Des idées de lecture pour ce début d'année !
Aleksandar Hemon est un auteur bosniaque, né en 1964 à Sarajevo. Contraint de fuir son pays dans les années quatre-vingt-dix, à la suite du conflit en Bosnie-Herzégovine et de l’éclatement de l’ancienne Yougoslavie, pour se réfugier aux Etats-Unis.
En 2001, lors d’un colloque d’écrivains à Jérusalem, Aleksandar fait la rencontre, lors d’une séance de dédicaces, d’une femme âgée prénommée Rahela qui se prétend, tout comme lui, d’origine bosniaque. Elle lui relate l’esquisse de sa vie, véritable odyssée, et celle de ses deux pères Rafael Pinto, juif séfarade, et de l’amour de ce dernier, Osman un musulman.
Histoire tellement rocambolesque, que notre auteur se sent investi du devoir de la raconter dans ce roman « Un monde de ciel et de terre », d’autant qu’il lui faudra parler d’exil, de déracinement, sujet qui le touche de par son vécu personnel.
Le récit débute avec l’assassinat de l’archiduc François-Ferdinand, le 28 juin 1914 à Sarajevo, sous les yeux de l’apothicaire local, Rafael Pinto. Fin de la vie d’avant, l’Eden disparu, il se trouve enrôlé dans l’armée prussienne. Doit combattre en Ukraine, dans une guerre de tranchées, contre les Russes, dans des conditions dantesques. Parfois il vaudrait mieux mourir, mais la rencontre du doux Osman, sur ce front, l’amour indéfectible qu’il va lui porter et l’usage de drogues l’empêchent de sombrer et lui permettent de se maintenir en vie. Faits, tous les deux prisonniers, ils se retrouvent dans les geôles de Tachkent, d’où ils ne pourront s’enfuir qu’à la faveur de troubles survenus au moment de la révolution. Ils se retrouvent hébergés par un médecin juif russe et sa fille Klara. Klara met au monde une petite fille, Rahela, mais décède lors de l’accouchement. De nouveau persécutés, nos deux hommes fuient vers l’est lestés d’un nouveau handicap, le bébé qu’ils devront protéger. Les aléas de l’épopée font que nos deux héros se retrouvent, un jour, séparés. Rafael doit continuer, seul, avec l’enfant son périple qui les mènera, dans les montagnes du Turkestan, les déserts de Chine, jusqu’à Shangaï.
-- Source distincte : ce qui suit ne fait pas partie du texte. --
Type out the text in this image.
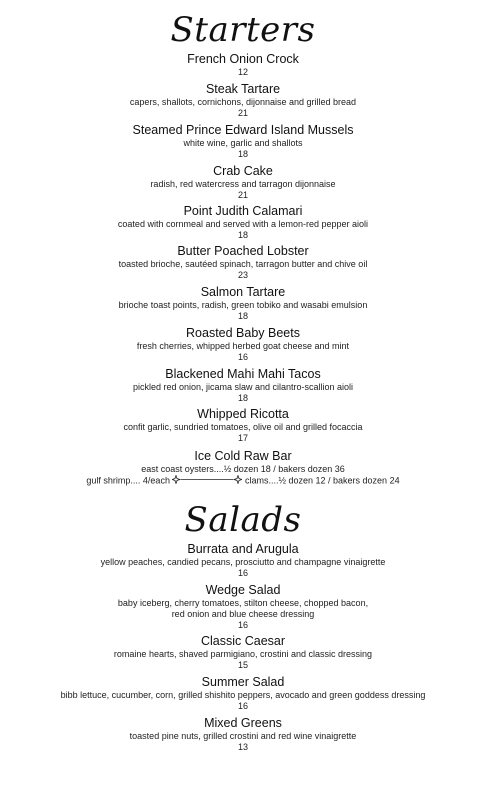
Starters
French Onion Crock
12
Steak Tartare
capers, shallots, cornichons, dijonnaise and grilled bread
21
Steamed Prince Edward Island Mussels
white wine, garlic and shallots
18
Crab Cake
radish, red watercress and tarragon dijonnaise
21
Point Judith Calamari
coated with cornmeal and served with a lemon-red pepper aioli
18
Butter Poached Lobster
toasted brioche, sautéed spinach, tarragon butter and chive oil
23
Salmon Tartare
brioche toast points, radish, green tobiko and wasabi emulsion
18
Roasted Baby Beets
fresh cherries, whipped herbed goat cheese and mint
16
Blackened Mahi Mahi Tacos
pickled red onion, jicama slaw and cilantro-scallion aioli
18
Whipped Ricotta
confit garlic, sundried tomatoes, olive oil and grilled focaccia
17
Ice Cold Raw Bar
east coast oysters....½ dozen 18 / bakers dozen 36
gulf shrimp.... 4/each	clams....½ dozen 12 / bakers dozen 24
Salads
Burrata and Arugula
yellow peaches, candied pecans, prosciutto and champagne vinaigrette
16
Wedge Salad
baby iceberg, cherry tomatoes, stilton cheese, chopped bacon,
red onion and blue cheese dressing
16
Classic Caesar
romaine hearts, shaved parmigiano, crostini and classic dressing
15
Summer Salad
bibb lettuce, cucumber, corn, grilled shishito peppers, avocado and green goddess dressing
16
Mixed Greens
toasted pine nuts, grilled crostini and red wine vinaigrette
13
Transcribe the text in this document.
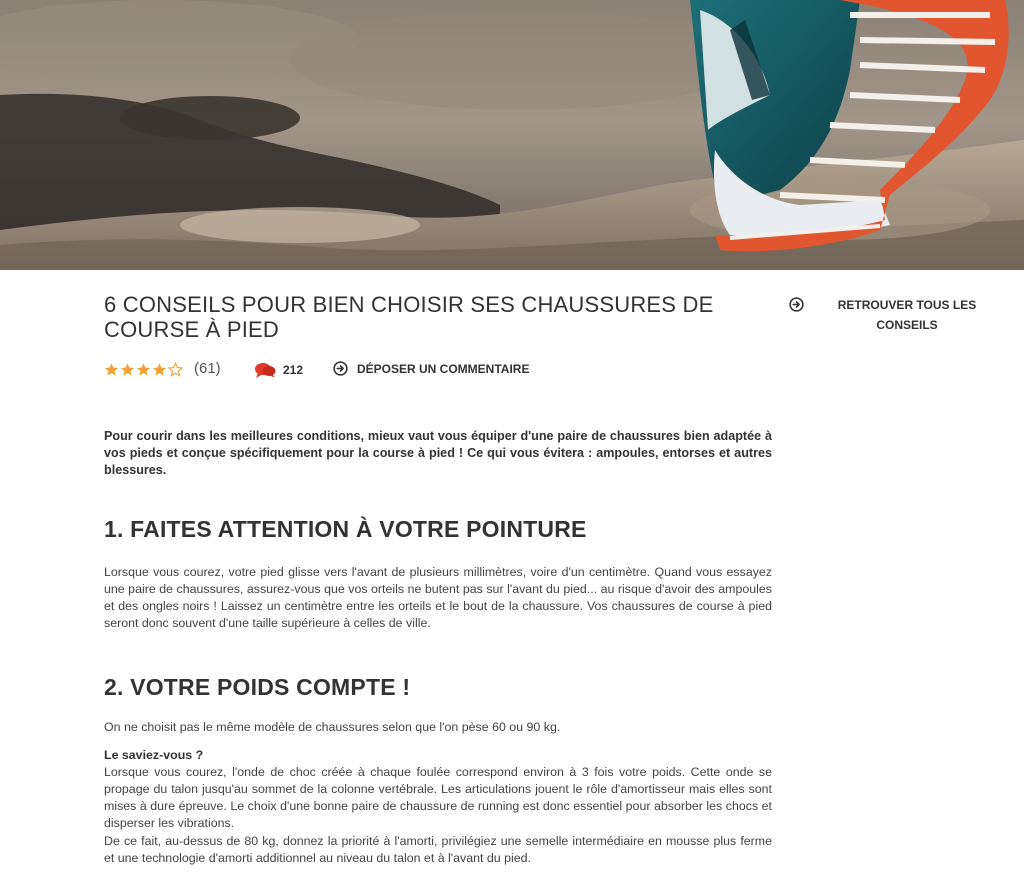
6 CONSEILS POUR BIEN CHOISIR SES CHAUSSURES DE COURSE À PIED
(61)	212	DÉPOSER UN COMMENTAIRE

Pour courir dans les meilleures conditions, mieux vaut vous équiper d'une paire de chaussures bien adaptée à vos pieds et conçue spécifiquement pour la course à pied ! Ce qui vous évitera : ampoules, entorses et autres blessures.

1. FAITES ATTENTION À VOTRE POINTURE

Lorsque vous courez, votre pied glisse vers l'avant de plusieurs millimètres, voire d'un centimètre. Quand vous essayez une paire de chaussures, assurez-vous que vos orteils ne butent pas sur l'avant du pied... au risque d'avoir des ampoules et des ongles noirs ! Laissez un centimètre entre les orteils et le bout de la chaussure. Vos chaussures de course à pied seront donc souvent d'une taille supérieure à celles de ville.

2. VOTRE POIDS COMPTE !

On ne choisit pas le même modèle de chaussures selon que l'on pèse 60 ou 90 kg.

Le saviez-vous ?

Lorsque vous courez, l'onde de choc créée à chaque foulée correspond environ à 3 fois votre poids. Cette onde se propage du talon jusqu'au sommet de la colonne vertébrale. Les articulations jouent le rôle d'amortisseur mais elles sont mises à dure épreuve. Le choix d'une bonne paire de chaussure de running est donc essentiel pour absorber les chocs et disperser les vibrations.

De ce fait, au-dessus de 80 kg, donnez la priorité à l'amorti, privilégiez une semelle intermédiaire en mousse plus ferme et une technologie d'amorti additionnel au niveau du talon et à l'avant du pied.

RETROUVER TOUS LES CONSEILS
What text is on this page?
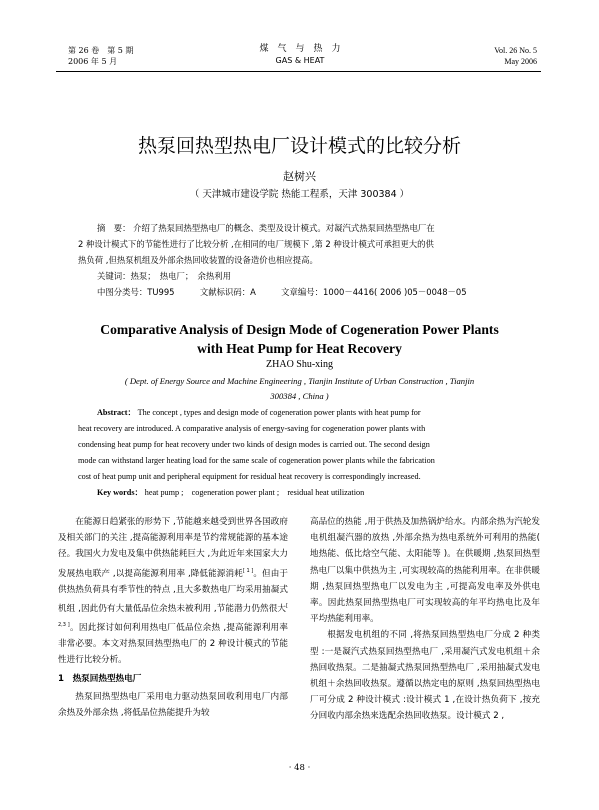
第 26 卷　第 5 期
2006 年 5 月
煤　气　与　热　力
GAS & HEAT
Vol. 26 No. 5
May 2006
热泵回热型热电厂设计模式的比较分析
赵树兴
（ 天津城市建设学院 热能工程系，天津 300384 ）
摘　要： 介绍了热泵回热型热电厂的概念、类型及设计模式。对凝汽式热泵回热型热电厂在
2 种设计模式下的节能性进行了比较分析 ,在相同的电厂规模下 ,第 2 种设计模式可承担更大的供
热负荷 ,但热泵机组及外部余热回收装置的设备造价也相应提高。
关键词：热泵；　热电厂；　余热利用
中图分类号：TU995	文献标识码：A	文章编号：1000－4416( 2006 )05－0048－05
Comparative Analysis of Design Mode of Cogeneration Power Plants
with Heat Pump for Heat Recovery
ZHAO Shu-xing
( Dept. of Energy Source and Machine Engineering , Tianjin Institute of Urban Construction , Tianjin
300384 , China )
Abstract： The concept , types and design mode of cogeneration power plants with heat pump for
heat recovery are introduced. A comparative analysis of energy-saving for cogeneration power plants with
condensing heat pump for heat recovery under two kinds of design modes is carried out. The second design
mode can withstand larger heating load for the same scale of cogeneration power plants while the fabrication
cost of heat pump unit and peripheral equipment for residual heat recovery is correspondingly increased.
Key words： heat pump ;　cogeneration power plant ;　residual heat utilization

在能源日趋紧张的形势下 ,节能越来越受到世界各国政府及相关部门的关注 ,提高能源利用率是节约常规能源的基本途径。我国火力发电及集中供热能耗巨大 ,为此近年来国家大力发展热电联产 ,以提高能源利用率 ,降低能源消耗[ 1 ]。但由于供热热负荷具有季节性的特点 ,且大多数热电厂均采用抽凝式机组 ,因此仍有大量低品位余热未被利用 ,节能潜力仍然很大[ 2,3 ]。因此探讨如何利用热电厂低品位余热 ,提高能源利用率非常必要。本文对热泵回热型热电厂的 2 种设计模式的节能性进行比较分析。

1　热泵回热型热电厂

热泵回热型热电厂采用电力驱动热泵回收利用电厂内部余热及外部余热 ,将低品位热能提升为较

高品位的热能 ,用于供热及加热锅炉给水。内部余热为汽轮发电机组凝汽器的放热 ,外部余热为热电系统外可利用的热能( 地热能、低比焓空气能、太阳能等 )。在供暖期 ,热泵回热型热电厂以集中供热为主 ,可实现较高的热能利用率。在非供暖期 ,热泵回热型热电厂以发电为主 ,可提高发电率及外供电率。因此热泵回热型热电厂可实现较高的年平均热电比及年平均热能利用率。

根据发电机组的不同 ,将热泵回热型热电厂分成 2 种类型 :一是凝汽式热泵回热型热电厂 ,采用凝汽式发电机组＋余热回收热泵。二是抽凝式热泵回热型热电厂 ,采用抽凝式发电机组＋余热回收热泵。遵循以热定电的原则 ,热泵回热型热电厂可分成 2 种设计模式 :设计模式 1 ,在设计热负荷下 ,按充分回收内部余热来选配余热回收热泵。设计模式 2 ,

· 48 ·
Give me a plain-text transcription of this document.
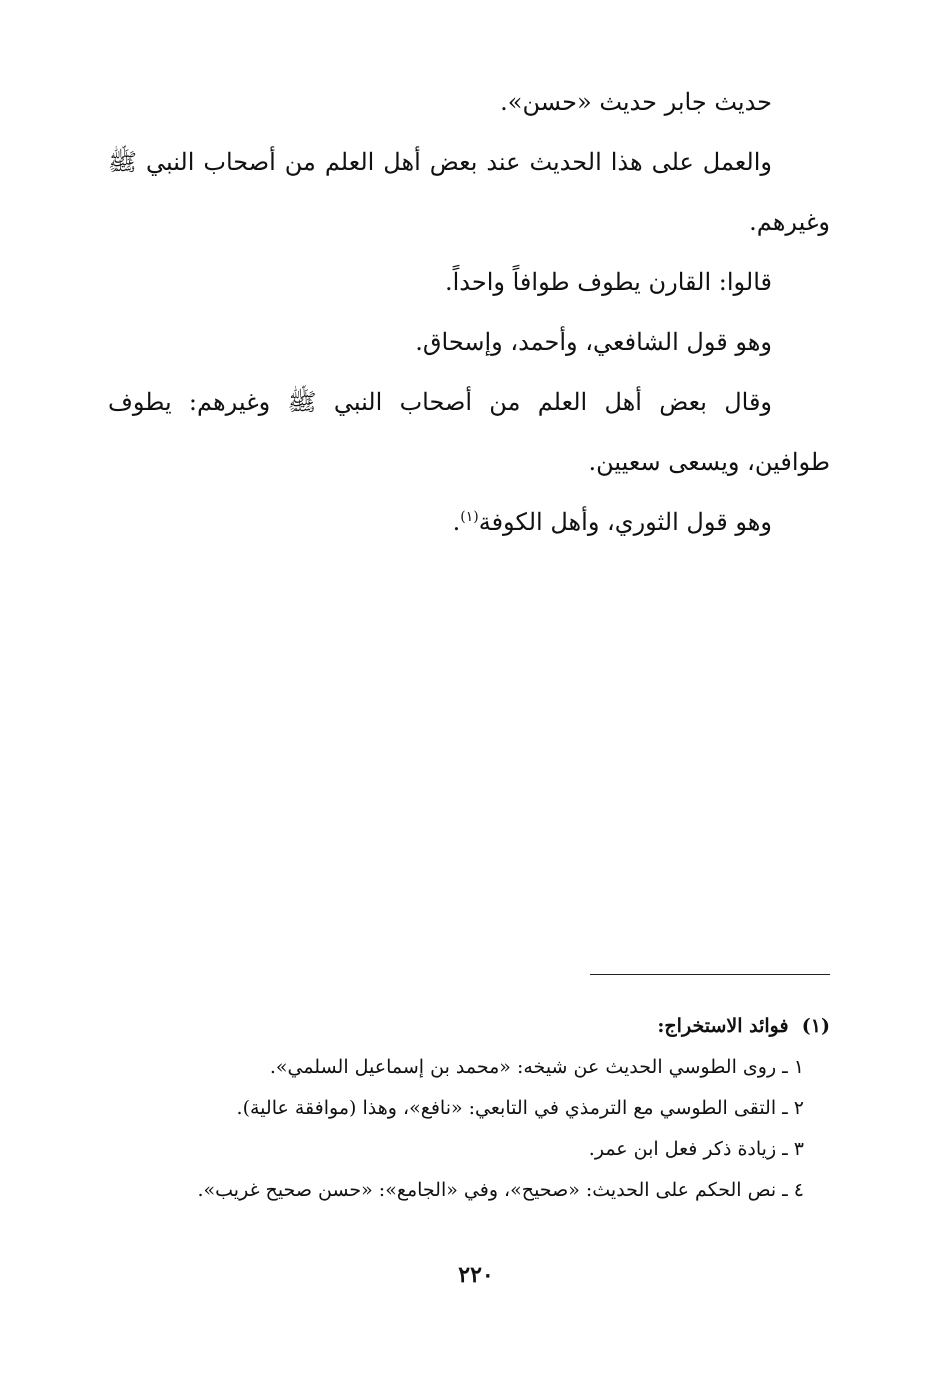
حديث جابر حديث «حسن».

والعمل على هذا الحديث عند بعض أهل العلم من أصحاب النبي ﷺ وغيرهم.

قالوا: القارن يطوف طوافاً واحداً.

وهو قول الشافعي، وأحمد، وإسحاق.

وقال بعض أهل العلم من أصحاب النبي ﷺ وغيرهم: يطوف طوافين، ويسعى سعيين.

وهو قول الثوري، وأهل الكوفة$^{(١)}$.

(١)  فوائد الاستخراج:

١ ـ روى الطوسي الحديث عن شيخه: «محمد بن إسماعيل السلمي».

٢ ـ التقى الطوسي مع الترمذي في التابعي: «نافع»، وهذا (موافقة عالية).

٣ ـ زيادة ذكر فعل ابن عمر.

٤ ـ نص الحكم على الحديث: «صحيح»، وفي «الجامع»: «حسن صحيح غريب».

٢٢٠
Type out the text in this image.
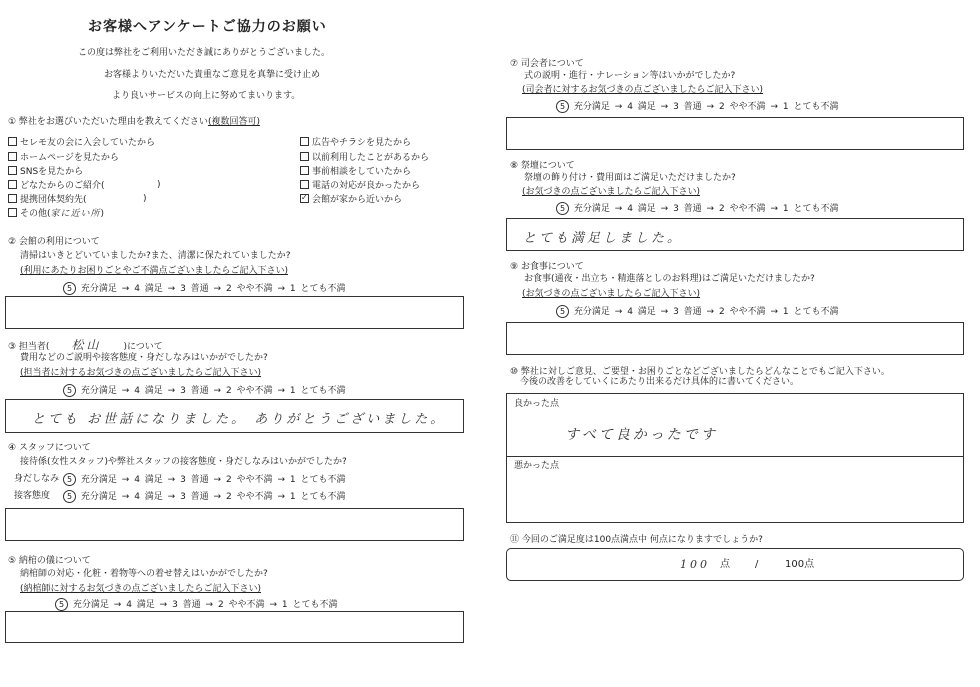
お客様へアンケートご協力のお願い
この度は弊社をご利用いただき誠にありがとうございました。
お客様よりいただいた貴重なご意見を真摯に受け止め
より良いサービスの向上に努めてまいります。
① 弊社をお選びいただいた理由を教えてください(複数回答可)
セレモ友の会に入会していたから
ホームページを見たから
SNSを見たから
どなたからのご紹介(	)
提携団体契約先(	)
その他(家に近い所)
広告やチラシを見たから
以前利用したことがあるから
事前相談をしていたから
電話の対応が良かったから
✓会館が家から近いから
② 会館の利用について
清掃はいきとどいていましたか?また、清潔に保たれていましたか?
(利用にあたりお困りごとやご不満点ございましたらご記入下さい)
5 充分満足 → 4 満足 → 3 普通 → 2 やや不満 → 1 とても不満
③ 担当者( 松山 )について
費用などのご説明や接客態度・身だしなみはいかがでしたか?
(担当者に対するお気づきの点ございましたらご記入下さい)
5 充分満足 → 4 満足 → 3 普通 → 2 やや不満 → 1 とても不満
とても お世話になりました。 ありがとうございました。
④ スタッフについて
接待係(女性スタッフ)や弊社スタッフの接客態度・身だしなみはいかがでしたか?
身だしなみ 5 充分満足 → 4 満足 → 3 普通 → 2 やや不満 → 1 とても不満
接客態度	5 充分満足 → 4 満足 → 3 普通 → 2 やや不満 → 1 とても不満
⑤ 納棺の儀について
納棺師の対応・化粧・着物等への着せ替えはいかがでしたか?
(納棺師に対するお気づきの点ございましたらご記入下さい)
5 充分満足 → 4 満足 → 3 普通 → 2 やや不満 → 1 とても不満
⑦ 司会者について
式の説明・進行・ナレーション等はいかがでしたか?
(司会者に対するお気づきの点ございましたらご記入下さい)
5 充分満足 → 4 満足 → 3 普通 → 2 やや不満 → 1 とても不満
⑧ 祭壇について
祭壇の飾り付け・費用面はご満足いただけましたか?
(お気づきの点ございましたらご記入下さい)
5 充分満足 → 4 満足 → 3 普通 → 2 やや不満 → 1 とても不満
とても満足しました。
⑨ お食事について
お食事(通夜・出立ち・精進落としのお料理)はご満足いただけましたか?
(お気づきの点ございましたらご記入下さい)
5 充分満足 → 4 満足 → 3 普通 → 2 やや不満 → 1 とても不満
⑩ 弊社に対しご意見、ご要望・お困りごとなどございましたらどんなことでもご記入下さい。
今後の改善をしていくにあたり出来るだけ具体的に書いてください。
良かった点
すべて良かったです
悪かった点
⑪ 今回のご満足度は100点満点中 何点になりますでしょうか?
100 点	/	100点
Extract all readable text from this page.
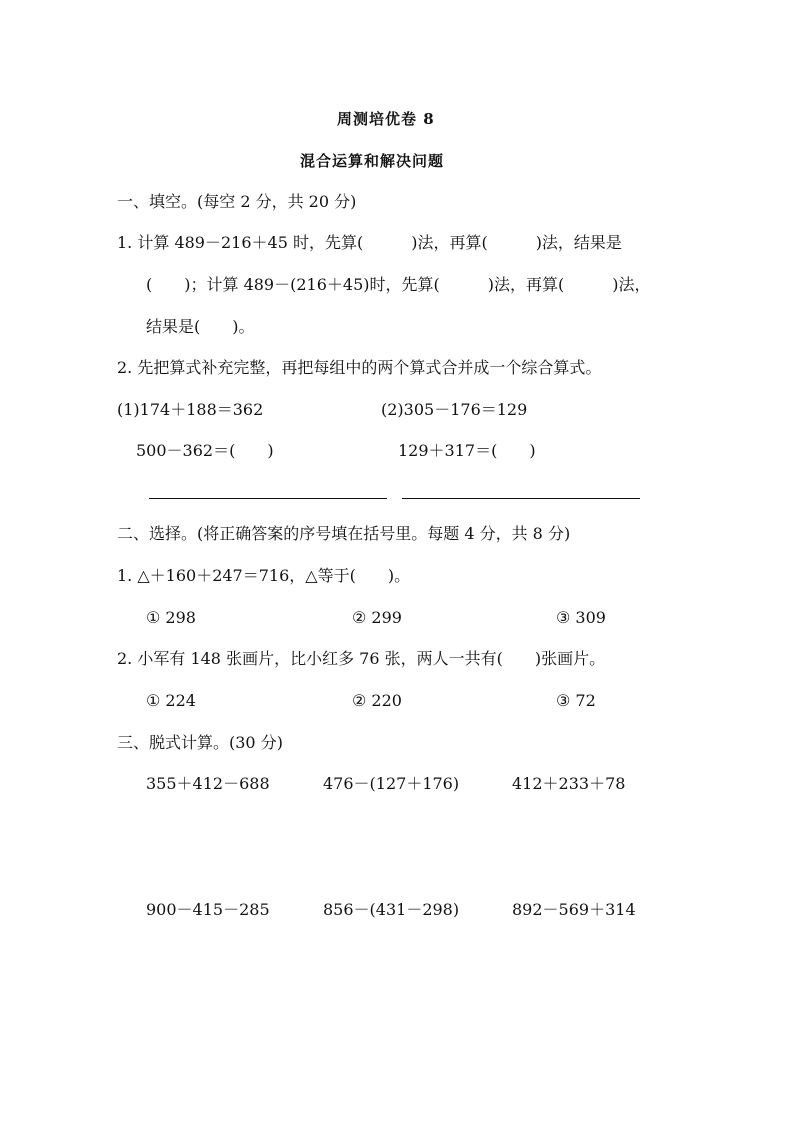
周测培优卷 8
混合运算和解决问题
一、填空。(每空 2 分，共 20 分)
1. 计算 489－216＋45 时，先算(　　　)法，再算(　　　)法，结果是
(　　)；计算 489－(216＋45)时，先算(　　　)法，再算(　　　)法，
结果是(　　)。
2. 先把算式补充完整，再把每组中的两个算式合并成一个综合算式。
(1)174＋188＝362	(2)305－176＝129
500－362＝(　　)	129＋317＝(　　)
二、选择。(将正确答案的序号填在括号里。每题 4 分，共 8 分)
1. △＋160＋247＝716，△等于(　　)。
① 298	② 299	③ 309
2. 小军有 148 张画片，比小红多 76 张，两人一共有(　　)张画片。
① 224	② 220	③ 72
三、脱式计算。(30 分)
355＋412－688	476－(127＋176)	412＋233＋78
900－415－285	856－(431－298)	892－569＋314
Vaste fresque historique qui s’étend sur une grande partie du XXe siècle. Lecture exigeante, âpre, à laquelle il faut s’accrocher mais qui, finalement, nous envahit et ne nous lâche plus. On vit avec nos héros l’enfer sur terre, on se questionne sur la religion, l’existence d’un Dieu, si la vie vaut la peine d’être vécue (survivre n’est-ce pas déjà vivre ?), sur les orientations que l’on donne à celle-ci, religieuse, sexuelle ou sociétale, réprimées et que l’on doit bien souvent cacher, à l’image de Rafael. L’art de la narration est très bien maîtrisé par Aleksandar. Un petit bémol, toutefois, la fluidité du récit est perturbée par des phrases ou expressions (en allemand, bosniaque, hébreu ou sandjol), non traduites, volonté de l’auteur suivie par l’éditeur français.
Livre lu dans le cadre du Prix des Lecteurs du Livre de Poche, que je remercie pour cette belle aventure. Je vous relaierai mes chroniques des vingt-deux autres lectures qu’il me reste d’ici la fin du mois d’août.
Un monde de ciel et de terre est une intrigue romanesque et historique. Un livre qui aborde l'homosexualité car c'est une histoire d'amour entre deux hommes bosniaques, Rafael Pinto et Osman. Les deux hommes ne sont pas de même confession.
Un roman extraordinaire qui nous emporte au coeur des conflits du XXe siècle mais aussi de la vie. Deux vie avec un amour indéfectible, ils se sauveront, se protégeront et s'évaderont ensembles.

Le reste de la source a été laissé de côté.